1.172(h)-2(a)(2) for the life-nonlife group. The computation of the
life-nonlife group's CERIL for any loss limitation year includes all
life-nonlife group members' CERT costs, debt, and interest paid or
accrued for that year.
(B) Net operating loss. For purposes of determining the CERIL of a
life-nonlife group under section 172(h)(1) and Sec. 1.172(h)-2(a)(2),
the net operating loss of the group in any loss limitation year is the
sum of the nonlife consolidated net operating loss (nonlife CNOL) (if
any) and the consolidated loss from operations (consolidated LO) (if
any) for that year. For this purpose, nonlife consolidated taxable
income does not offset any LO, and consolidated partial life insurance
company taxable income (as used in Sec. 1.1502-47(g)) does not offset
any nonlife CNOL.
(iii) Carryover to separate return years. If any nonlife CNOL or
consolidated LO that is attributable to a member of a subgroup may be
carried to a separate return year (as defined in Sec. 1.1502-
47(d)(10)), the CERIL that is associated with the nonlife CNOL or
consolidated LO is apportioned to each member, as relevant, under the
method provided by Sec. 1.1502-21(b)(2)(iv)(C)(1).
(iv) Deconsolidation. If a member deconsolidates from a life-
nonlife group without an election under paragraph (e)(1) of this
section, then paragraphs (b)(1), (c)(4)(i) and (ii), and (d)(3)(ii)(A)

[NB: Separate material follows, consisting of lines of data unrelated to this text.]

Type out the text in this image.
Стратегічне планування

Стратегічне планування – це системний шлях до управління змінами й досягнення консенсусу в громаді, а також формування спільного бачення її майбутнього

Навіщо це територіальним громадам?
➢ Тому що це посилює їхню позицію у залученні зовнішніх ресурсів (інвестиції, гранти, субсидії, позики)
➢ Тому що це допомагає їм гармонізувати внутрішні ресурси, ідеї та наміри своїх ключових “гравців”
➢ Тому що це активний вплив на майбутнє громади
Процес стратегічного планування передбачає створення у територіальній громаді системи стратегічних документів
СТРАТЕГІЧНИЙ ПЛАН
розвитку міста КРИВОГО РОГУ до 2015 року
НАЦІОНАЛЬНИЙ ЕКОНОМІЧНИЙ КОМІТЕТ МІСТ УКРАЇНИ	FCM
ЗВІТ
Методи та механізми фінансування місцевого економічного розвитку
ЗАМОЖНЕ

and (C) of this section (relating to treatment of a deconsolidating
member) apply to allocate CERT status, CERT costs, and interest history
from the entire life-nonlife group to the deconsolidating member, and
not from a specific subgroup.
(3) Allocation of a CERIL. If a CERIL exists under paragraph
(g)(2)(ii)(A) of this section, that CERIL is allocated to each subgroup
that has a nonlife CNOL or consolidated LO. The amount of the nonlife
CNOL and consolidated LO in a loss limitation year that constitutes a
CERIL is equal to the total amount of the CERIL for the loss limitation
year multiplied by a fraction, the numerator of which equals the
nonlife CNOL or consolidated LO (as relevant), and the denominator of
which equals the nonlife CNOL plus the consolidated LO.
(h) Effective/applicability date--(1) In general. Other than
paragraph (e) of this section, the rules of this section apply to CERTs
occurring on or after the date of publication of the Treasury decision
adopting these rules as final regulations in the Federal Register. The
rules of this section also apply to the deconsolidation of a member
from, or the acquisition of a corporation by, a consolidated group that
occurs on or after the date of publication of the Treasury decision
adopting these rules as final regulations in the Federal Register.
However, in each case, this section does not apply to any CERT,
deconsolidation, or acquisition occurring pursuant to a written
agreement that is binding before the date of publication of the
Treasury decision adopting these rules as final regulations in the
Federal Register.
(2) Waiver election. Paragraph (e) of this section applies to the
deconsolidation of a member from a consolidated group that occurs on or
after the date of publication of the Treasury decision adopting these
rules as final regulations in the Federal Register, except that it does
not apply to any deconsolidation occurring pursuant to a written
agreement that is binding before the date of publication of the
Treasury decision adopting these rules as final regulations in the
Federal Register.
Steven T. Miller,
Deputy Commissioner for Services and Enforcement.